07 janvier 2011

Complots d'anges

Noël est derrière nous. Anges, guirlandes et petits coeurs pourrissent dans le jardin. J'ai sorti le coffre où ils iront attendre Noël prochain. Avec retard, Marie a eu son appareil photo et Lisa son garage et ses petites voitures.

Le mardi et le jeudi, Marie reste une heure de plus à l'école. Une heure de rattrapage en mathématiques. Il fait nuit quand je vais la chercher. Lisa attend dans la voiture. Marie sort par l'autre sortie, celle des maîtres. Elle a pleurniché la première fois où je l'ai convoquée pour ses devoirs dans la pièce qui nous sert de studio. Je m'attelle à la tache avec la conviction du bon père de famille.
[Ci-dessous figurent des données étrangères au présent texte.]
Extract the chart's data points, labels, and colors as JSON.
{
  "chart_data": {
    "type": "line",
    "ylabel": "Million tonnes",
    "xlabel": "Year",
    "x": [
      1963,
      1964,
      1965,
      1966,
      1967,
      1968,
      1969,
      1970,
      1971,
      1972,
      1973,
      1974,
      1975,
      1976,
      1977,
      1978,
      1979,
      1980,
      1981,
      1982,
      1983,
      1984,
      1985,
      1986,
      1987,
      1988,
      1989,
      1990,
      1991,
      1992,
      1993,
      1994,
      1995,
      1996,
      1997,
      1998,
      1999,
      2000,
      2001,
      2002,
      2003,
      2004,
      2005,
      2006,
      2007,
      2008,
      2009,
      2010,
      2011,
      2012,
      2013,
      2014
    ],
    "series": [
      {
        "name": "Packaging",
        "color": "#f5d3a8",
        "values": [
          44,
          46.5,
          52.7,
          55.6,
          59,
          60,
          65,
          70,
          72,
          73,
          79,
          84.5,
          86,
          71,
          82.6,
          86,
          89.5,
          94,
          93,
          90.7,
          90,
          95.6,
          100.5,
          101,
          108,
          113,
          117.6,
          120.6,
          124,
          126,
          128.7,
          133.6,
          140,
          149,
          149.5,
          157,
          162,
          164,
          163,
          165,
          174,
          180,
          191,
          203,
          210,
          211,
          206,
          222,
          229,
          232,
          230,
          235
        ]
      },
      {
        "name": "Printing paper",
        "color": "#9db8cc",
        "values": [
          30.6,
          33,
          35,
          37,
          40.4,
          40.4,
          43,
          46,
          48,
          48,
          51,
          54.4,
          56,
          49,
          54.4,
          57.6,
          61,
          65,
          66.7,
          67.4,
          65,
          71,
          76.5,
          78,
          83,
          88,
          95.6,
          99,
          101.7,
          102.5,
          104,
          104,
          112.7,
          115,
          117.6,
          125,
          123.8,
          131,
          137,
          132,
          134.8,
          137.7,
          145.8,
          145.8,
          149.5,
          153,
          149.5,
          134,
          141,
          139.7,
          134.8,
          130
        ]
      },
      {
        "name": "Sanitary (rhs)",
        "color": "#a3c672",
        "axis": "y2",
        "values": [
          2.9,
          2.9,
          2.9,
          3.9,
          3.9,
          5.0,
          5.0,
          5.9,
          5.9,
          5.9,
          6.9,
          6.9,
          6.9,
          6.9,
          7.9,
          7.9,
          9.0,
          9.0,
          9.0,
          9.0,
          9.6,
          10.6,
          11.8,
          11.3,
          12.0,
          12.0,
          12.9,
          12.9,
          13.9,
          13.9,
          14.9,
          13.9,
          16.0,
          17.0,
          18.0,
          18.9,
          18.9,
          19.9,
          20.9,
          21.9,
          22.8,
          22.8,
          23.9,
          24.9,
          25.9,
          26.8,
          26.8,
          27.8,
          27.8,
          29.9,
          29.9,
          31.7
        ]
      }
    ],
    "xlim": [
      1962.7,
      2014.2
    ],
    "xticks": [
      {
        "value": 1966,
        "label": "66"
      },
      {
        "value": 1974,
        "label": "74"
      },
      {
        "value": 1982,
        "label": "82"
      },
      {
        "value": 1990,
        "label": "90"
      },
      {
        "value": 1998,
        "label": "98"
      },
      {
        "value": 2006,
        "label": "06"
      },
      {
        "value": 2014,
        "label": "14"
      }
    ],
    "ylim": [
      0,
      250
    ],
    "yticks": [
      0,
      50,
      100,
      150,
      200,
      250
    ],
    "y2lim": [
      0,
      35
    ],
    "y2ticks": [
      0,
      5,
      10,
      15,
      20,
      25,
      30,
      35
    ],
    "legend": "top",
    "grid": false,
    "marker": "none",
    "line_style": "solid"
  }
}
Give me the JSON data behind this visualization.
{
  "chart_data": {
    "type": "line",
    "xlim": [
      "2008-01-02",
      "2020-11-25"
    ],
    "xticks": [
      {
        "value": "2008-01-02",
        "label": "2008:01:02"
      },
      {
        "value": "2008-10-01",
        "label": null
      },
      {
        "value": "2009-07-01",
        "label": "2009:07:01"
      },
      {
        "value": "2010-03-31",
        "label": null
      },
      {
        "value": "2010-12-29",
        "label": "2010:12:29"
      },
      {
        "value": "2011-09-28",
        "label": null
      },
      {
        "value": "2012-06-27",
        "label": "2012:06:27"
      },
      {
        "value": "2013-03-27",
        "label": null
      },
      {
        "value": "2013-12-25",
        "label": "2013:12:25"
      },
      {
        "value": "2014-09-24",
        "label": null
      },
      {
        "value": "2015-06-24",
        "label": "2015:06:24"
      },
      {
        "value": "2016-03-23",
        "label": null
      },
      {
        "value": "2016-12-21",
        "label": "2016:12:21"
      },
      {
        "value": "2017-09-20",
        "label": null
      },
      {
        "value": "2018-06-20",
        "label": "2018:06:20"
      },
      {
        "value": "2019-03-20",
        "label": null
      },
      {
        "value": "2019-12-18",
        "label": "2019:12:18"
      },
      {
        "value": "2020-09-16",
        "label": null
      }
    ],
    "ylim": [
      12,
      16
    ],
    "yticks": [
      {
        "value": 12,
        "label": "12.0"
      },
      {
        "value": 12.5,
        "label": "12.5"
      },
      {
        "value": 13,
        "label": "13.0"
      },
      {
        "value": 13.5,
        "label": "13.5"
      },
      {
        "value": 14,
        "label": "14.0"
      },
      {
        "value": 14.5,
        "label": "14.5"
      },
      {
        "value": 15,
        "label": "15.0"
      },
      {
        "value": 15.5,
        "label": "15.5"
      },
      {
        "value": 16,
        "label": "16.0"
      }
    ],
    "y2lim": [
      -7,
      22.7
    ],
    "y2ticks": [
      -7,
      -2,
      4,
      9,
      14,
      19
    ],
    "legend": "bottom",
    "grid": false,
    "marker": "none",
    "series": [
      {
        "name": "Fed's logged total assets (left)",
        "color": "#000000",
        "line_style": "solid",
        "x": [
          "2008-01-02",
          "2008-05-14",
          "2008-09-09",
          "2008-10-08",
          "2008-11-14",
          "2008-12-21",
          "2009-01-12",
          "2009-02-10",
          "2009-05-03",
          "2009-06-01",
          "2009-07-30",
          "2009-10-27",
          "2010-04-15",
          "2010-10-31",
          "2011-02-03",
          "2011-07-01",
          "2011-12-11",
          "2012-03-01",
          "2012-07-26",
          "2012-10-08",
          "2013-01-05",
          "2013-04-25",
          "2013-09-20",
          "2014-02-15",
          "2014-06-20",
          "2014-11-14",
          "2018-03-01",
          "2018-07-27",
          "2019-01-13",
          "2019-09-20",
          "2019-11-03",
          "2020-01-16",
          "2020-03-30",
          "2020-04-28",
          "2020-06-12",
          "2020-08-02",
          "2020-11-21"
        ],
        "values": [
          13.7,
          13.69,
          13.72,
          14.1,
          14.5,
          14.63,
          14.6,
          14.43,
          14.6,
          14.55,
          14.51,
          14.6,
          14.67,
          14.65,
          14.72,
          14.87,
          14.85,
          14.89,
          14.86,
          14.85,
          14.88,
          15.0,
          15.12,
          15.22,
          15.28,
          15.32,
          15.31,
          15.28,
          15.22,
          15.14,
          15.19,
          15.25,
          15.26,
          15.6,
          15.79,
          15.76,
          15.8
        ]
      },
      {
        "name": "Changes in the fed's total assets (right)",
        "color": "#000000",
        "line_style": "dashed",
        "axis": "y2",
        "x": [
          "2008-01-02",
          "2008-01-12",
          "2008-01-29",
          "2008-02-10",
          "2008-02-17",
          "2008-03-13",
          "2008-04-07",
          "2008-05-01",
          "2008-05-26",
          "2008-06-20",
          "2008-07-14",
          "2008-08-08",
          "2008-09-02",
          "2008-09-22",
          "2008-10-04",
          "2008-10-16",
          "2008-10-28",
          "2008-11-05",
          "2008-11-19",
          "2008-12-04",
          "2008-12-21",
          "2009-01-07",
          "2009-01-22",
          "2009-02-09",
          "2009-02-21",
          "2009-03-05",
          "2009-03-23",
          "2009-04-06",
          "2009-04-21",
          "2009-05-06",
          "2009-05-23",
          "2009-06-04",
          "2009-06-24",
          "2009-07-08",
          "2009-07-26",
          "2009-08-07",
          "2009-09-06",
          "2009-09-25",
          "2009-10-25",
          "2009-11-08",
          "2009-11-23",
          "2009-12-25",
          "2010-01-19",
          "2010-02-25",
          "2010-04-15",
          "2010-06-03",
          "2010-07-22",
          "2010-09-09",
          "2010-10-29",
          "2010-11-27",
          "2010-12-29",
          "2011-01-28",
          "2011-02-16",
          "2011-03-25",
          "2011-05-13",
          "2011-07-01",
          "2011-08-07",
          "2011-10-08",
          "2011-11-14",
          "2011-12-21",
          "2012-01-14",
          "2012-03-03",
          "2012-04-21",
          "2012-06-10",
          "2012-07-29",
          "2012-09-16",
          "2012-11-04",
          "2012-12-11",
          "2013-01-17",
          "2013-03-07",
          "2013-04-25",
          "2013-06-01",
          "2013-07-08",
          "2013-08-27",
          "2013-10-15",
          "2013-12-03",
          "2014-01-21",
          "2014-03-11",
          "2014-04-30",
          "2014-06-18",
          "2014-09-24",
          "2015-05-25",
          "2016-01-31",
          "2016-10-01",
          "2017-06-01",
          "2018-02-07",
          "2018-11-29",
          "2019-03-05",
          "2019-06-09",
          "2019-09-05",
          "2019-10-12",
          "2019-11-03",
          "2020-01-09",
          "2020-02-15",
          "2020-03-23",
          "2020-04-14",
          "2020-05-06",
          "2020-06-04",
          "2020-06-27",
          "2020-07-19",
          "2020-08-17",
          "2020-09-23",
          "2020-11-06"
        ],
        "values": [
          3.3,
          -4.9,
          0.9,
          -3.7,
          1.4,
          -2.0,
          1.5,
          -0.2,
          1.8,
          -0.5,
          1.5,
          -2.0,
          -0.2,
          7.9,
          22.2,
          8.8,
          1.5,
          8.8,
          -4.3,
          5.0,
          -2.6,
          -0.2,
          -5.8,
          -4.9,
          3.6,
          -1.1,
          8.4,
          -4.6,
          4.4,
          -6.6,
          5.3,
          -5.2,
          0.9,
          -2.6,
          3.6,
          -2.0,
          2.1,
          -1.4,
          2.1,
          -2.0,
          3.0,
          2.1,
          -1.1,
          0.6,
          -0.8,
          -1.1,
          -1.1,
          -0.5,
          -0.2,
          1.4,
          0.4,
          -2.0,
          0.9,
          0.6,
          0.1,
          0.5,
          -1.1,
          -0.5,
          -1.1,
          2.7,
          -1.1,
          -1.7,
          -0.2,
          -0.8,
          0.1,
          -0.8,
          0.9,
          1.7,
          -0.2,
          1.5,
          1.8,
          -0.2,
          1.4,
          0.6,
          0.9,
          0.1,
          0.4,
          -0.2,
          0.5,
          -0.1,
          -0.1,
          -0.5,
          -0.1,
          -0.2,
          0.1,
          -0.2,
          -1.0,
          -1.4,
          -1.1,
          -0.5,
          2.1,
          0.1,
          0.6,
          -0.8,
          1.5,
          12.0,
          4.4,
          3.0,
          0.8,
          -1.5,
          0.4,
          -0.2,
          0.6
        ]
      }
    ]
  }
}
J'ai enfin reçu le certificat de conformité attestant que notre voiture n'est pas une contrefaçon polonaise. A la sous-préfecture, il y avait du monde. Mais curieusement pour les voitures importées, c'était plus rapide. L'employée a enregistré les données dans l'ordinateur. J'ai encore attendu avant d'être appelé à la caisse pour y déposer mon chèque et retirer le certificat d'immatriculation provisoire. Ensuite, je suis passé au garage. Il a fallu encore débourser une trentaine d'euros pour substituer les plaques frrançaises aux plaques de transit. Finalement, la compagnie d'assurance où chèque à l'appui, j'ai obtenu le petit médaillon vert et sa pochette surprise à coller sur le pare-brise. Faute de documents de la compagnie d'assurance polonaise attestant que le véhicule a été assuré tout au long de mes années polonaises, j'ai été gratifié du tarif maximum. Je vais écrire à qui je sais à Varsovie pour qu'il m'obtienne une attestation en bonne et due forme, histoire de rétablir le juste équilibre entre bonus et malus et réduire mes mensualités de deux tiers du montant actuel.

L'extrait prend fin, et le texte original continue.